Mondale était le favori présumé de l’investiture démocrate pour l’élection présidentielle de 1984, et il a facilement battu le sénateur Gary Hart, ancien directeur de campagne de George McGovern, qui l’attaquait par la droite, et le révérend Jesse Jackson, qui le critiquait par la gauche. Toutefois, sa campagne est fortement compromise par le glissement général vers la droite du Parti démocrate.

L’incolore Mondale, avec son sourire de bois et ses manières raides, semblait personnifier l’incapacité des démocrates à faire un véritable appel populaire à la classe ouvrière. Mais c’est le bilan réactionnaire de l’administration Carter-Mondale qui a rendu cela impossible. Bien que Reagan soit largement détesté, en particulier pour les ravages que ses politiques ont causés aux travailleurs de l’industrie par les fermetures d’usines et le démantèlement des syndicats, il a remporté une victoire écrasante, remportant tous les États sauf le Minnesota.

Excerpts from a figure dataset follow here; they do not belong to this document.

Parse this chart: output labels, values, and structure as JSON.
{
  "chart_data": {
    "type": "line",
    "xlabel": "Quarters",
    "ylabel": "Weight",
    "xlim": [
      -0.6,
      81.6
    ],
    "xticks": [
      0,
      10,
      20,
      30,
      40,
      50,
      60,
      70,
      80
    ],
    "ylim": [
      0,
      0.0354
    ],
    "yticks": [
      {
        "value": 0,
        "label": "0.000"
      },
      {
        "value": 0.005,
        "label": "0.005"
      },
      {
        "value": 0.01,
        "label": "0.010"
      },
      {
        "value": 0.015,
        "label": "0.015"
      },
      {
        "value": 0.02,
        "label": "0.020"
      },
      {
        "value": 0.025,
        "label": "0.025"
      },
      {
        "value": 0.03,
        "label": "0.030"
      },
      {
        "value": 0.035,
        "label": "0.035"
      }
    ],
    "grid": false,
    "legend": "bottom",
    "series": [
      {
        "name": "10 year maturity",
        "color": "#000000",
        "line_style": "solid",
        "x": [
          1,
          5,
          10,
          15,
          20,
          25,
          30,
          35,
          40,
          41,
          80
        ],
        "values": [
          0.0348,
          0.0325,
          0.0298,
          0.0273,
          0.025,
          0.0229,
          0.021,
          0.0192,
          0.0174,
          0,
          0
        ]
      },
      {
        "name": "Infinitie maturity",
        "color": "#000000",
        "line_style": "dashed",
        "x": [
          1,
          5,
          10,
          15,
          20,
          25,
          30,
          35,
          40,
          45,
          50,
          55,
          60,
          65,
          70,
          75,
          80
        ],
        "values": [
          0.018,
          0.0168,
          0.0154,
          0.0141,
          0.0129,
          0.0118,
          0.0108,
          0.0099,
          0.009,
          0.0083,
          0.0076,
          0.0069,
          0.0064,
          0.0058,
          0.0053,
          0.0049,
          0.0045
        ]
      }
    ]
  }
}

L’élection du démocrate Bill Clinton en 1992 donne à la carrière publique de Mondale un dernier chapitre important. Clinton le nomme ambassadeur des États-Unis au Japon où il représente les intérêts de l’impérialisme américain dans la capitale de son plus grand rival économique de l’époque. Il faisait continuellement pression sur le gouvernement japonais pour qu’il ouvre ses marchés aux produits américains. Au cours de cette période, Clinton a fait passer l’ALENA (Accord de libre-échange nord-américain) dans une large mesure pour consolider un bloc commercial nord-américain contre le Japon – contrairement à l’accord actuel entre les États-Unis, le Mexique et le Canada, élaboré par Donald Trump avec le soutien des démocrates, qui vise plus directement la Chine.

En 1998, le gouvernement Clinton a envoyé Mondale à Jakarta pour faire la leçon au régime en crise du dictateur indonésien Suharto. Comme l’écrivait le WSWS à l’époque: «Après une réunion d’une heure et demie avec Suharto, Mondale est sorti pour exiger “une mise en œuvre complète, démontrable et vigoureuse” du plan du FMI qui vise à déréglementer l’économie indonésienne en échange d’un renflouement financier de 38 milliards de dollars US».

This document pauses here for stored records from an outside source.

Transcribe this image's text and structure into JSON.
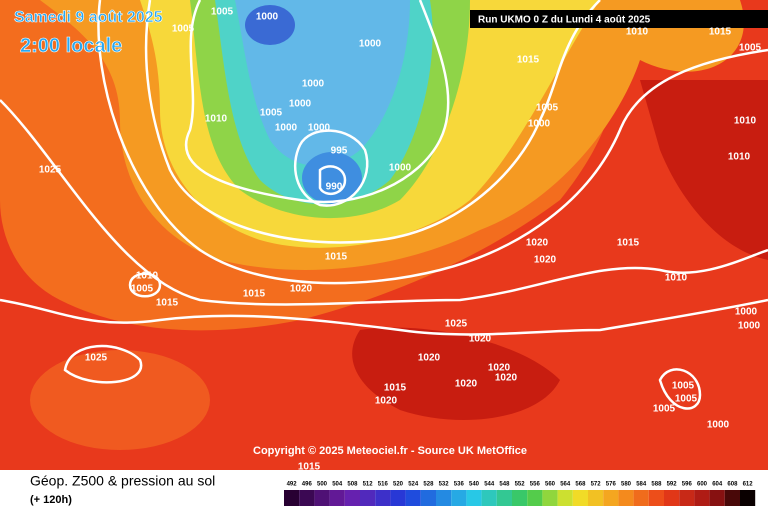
{
  "header": {
    "title": "Samedi 9 août 2025",
    "subtitle": "2:00 locale",
    "run_label": "Run UKMO 0 Z du Lundi 4 août 2025"
  },
  "copyright": "Copyright © 2025 Meteociel.fr - Source UK MetOffice",
  "footer": {
    "title": "Géop. Z500 & pression au sol",
    "subtitle": "(+ 120h)"
  },
  "isobar_labels": [
    1005,
    1000,
    1005,
    1000,
    1015,
    1005,
    1000,
    1010,
    1005,
    1000,
    1000,
    1000,
    1000,
    995,
    990,
    1000,
    1025,
    1010,
    1005,
    1015,
    1015,
    1020,
    1015,
    1020,
    1020,
    1015,
    1010,
    1025,
    1020,
    1020,
    1020,
    1020,
    1020,
    1015,
    1020,
    1025,
    1005,
    1005,
    1005,
    1000,
    1000,
    1000,
    1010,
    1010,
    1005,
    1010,
    1015,
    1015
  ],
  "color_scale": [
    492,
    496,
    500,
    504,
    508,
    512,
    516,
    520,
    524,
    528,
    532,
    536,
    540,
    544,
    548,
    552,
    556,
    560,
    564,
    568,
    572,
    576,
    580,
    584,
    588,
    592,
    596,
    600,
    604,
    608,
    612
  ]
}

Les États-Unis s’inquiétaient de la mauvaise gestion économique de Suharto à la suite de la crise financière asiatique de 1997, et non pas de son long et sanglant bilan de crimes contre le peuple indonésien et de suppression de tous les droits démocratiques.

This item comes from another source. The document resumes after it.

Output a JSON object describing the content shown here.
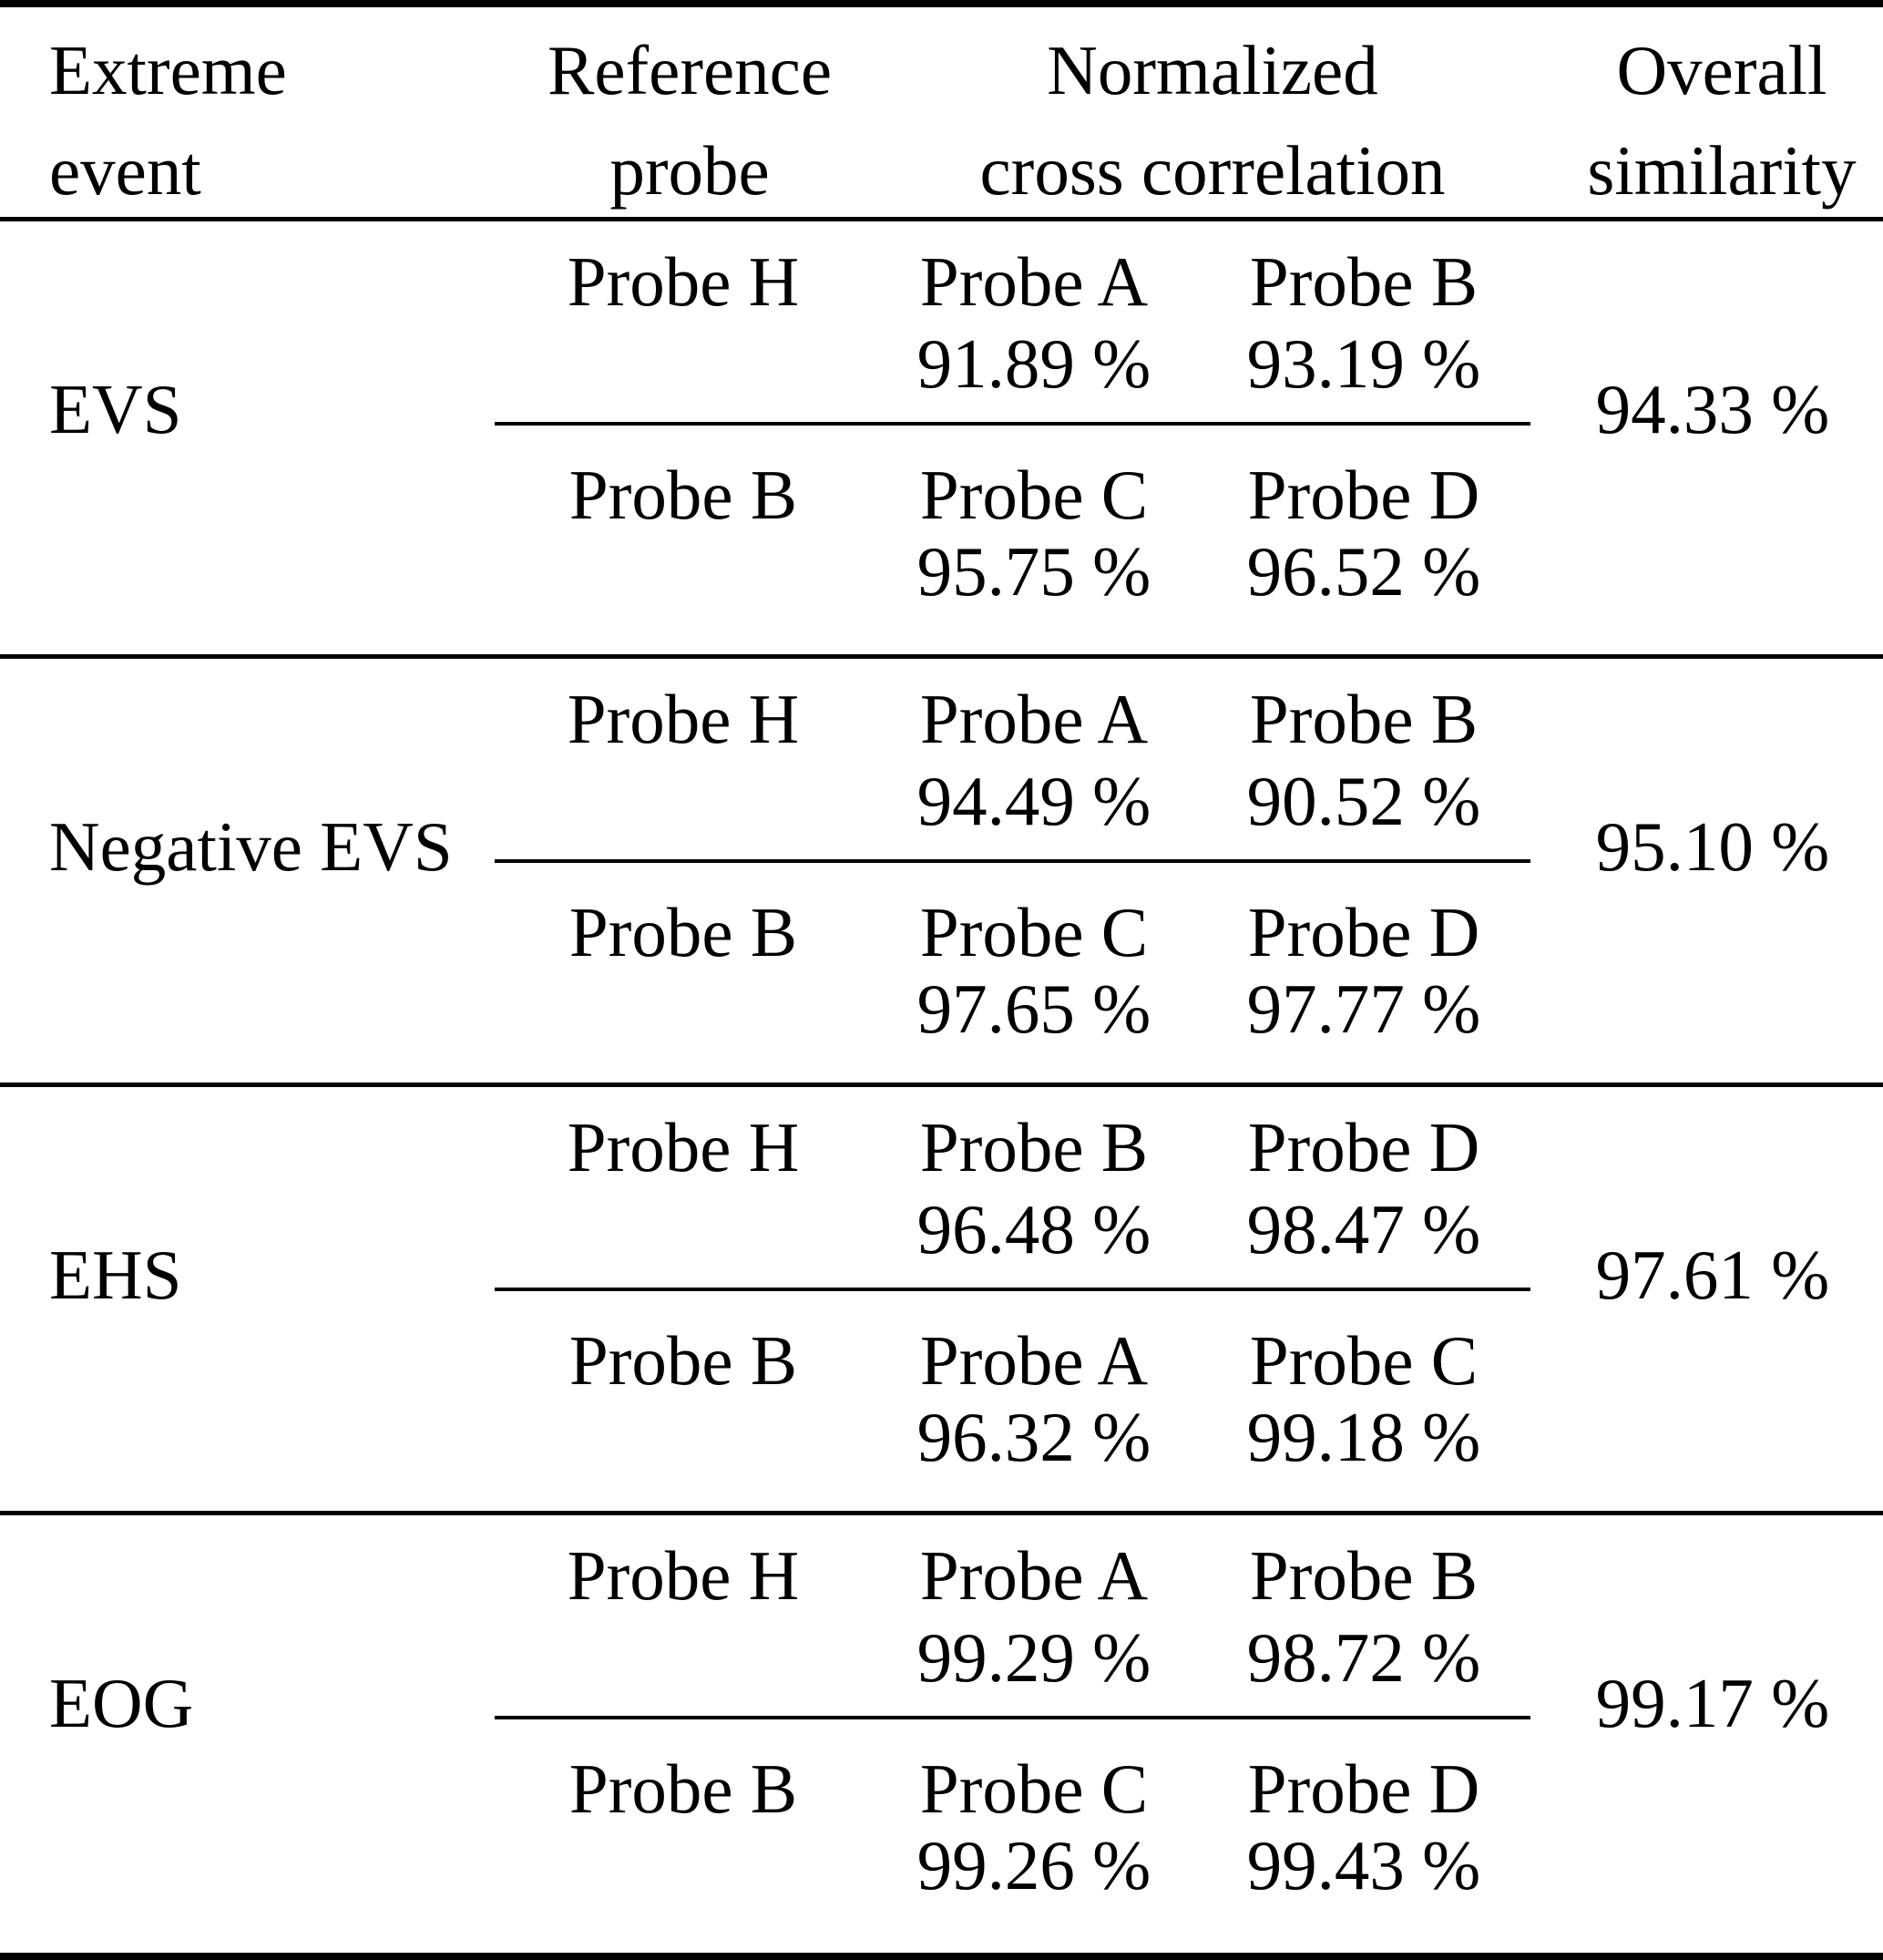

Larbin américain de longue date, depuis qu’il a pris le pouvoir lors d’un coup d’État militaire sanglant soutenu par la CIA en 1965, au cours duquel un million de personnes ont été massacrées, Suharto s’accrochait désespérément au pouvoir. Bien que les responsables américains aient nié que Mondale ait transmis un message privé de Clinton selon lequel Suharto devait quitter le pouvoir, de nombreux rapports indiquent que le gouvernement a tenu des réunions à huis clos pour discuter du «scénario de Manille», en référence à l’éviction de Ferdinand Marcos aux Philippines en 1986.

Deux mois à peine après la visite de Mondale, alors que des émeutes antigouvernementales se propageaient dans tout le pays, Suharto a suivi les conseils de ses suzerains impérialistes et a annoncé sa démission. C’était une transition contrôlée qui devait préserver le capitalisme indonésien et l’élite dirigeante corrompue, et protéger les intérêts américains. Dans cette dernière intervention politique majeure, Mondale a agi comme toujours en tant que représentant de l’impérialisme américain, démontrant une fois de plus le rôle du libéralisme du Parti démocrate.